Di sore yang hening, terapis hutan mengetuk mangkuk nyanyian cakra. Suara mangkuk yang dalam dan panjang meredakan ketegangan tubuh, dan pengunjung yang merasakan terapi hutan pun menghela napas lega.
Jalan setapak di hutan bambu dipenuhi dengan daun bambu yang berguguran, membentuk jalan setapak yang lembut dan elastis. Suara gemerisik saat berjalan di atasnya seperti mendesak orang untuk lebih lambat, lebih lambat, dan lebih lambat lagi.

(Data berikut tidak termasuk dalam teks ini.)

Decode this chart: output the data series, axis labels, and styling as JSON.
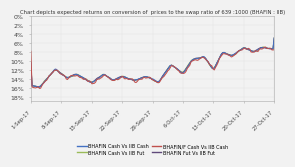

Terletak di antara hutan Cunninghamia lanceolata, “Paviliun Berbisik” adalah area yang dapat menampung banyak orang untuk duduk dan berbaring. “Pengunjung di gunung biasanya hanya berjalan atau duduk untuk beristirahat, dan jarang memiliki pengalaman berbaring. Kursi setengah berbaring ini diharapkan dapat memberikan kesempatan kepada semua orang untuk merasakannya,” kata Peter Kan.

Pemerintah Kabupaten Yunlin membangun basis terapi hutan pertama di Taiwan yang bertemakan bambu di Shibi, Caoling.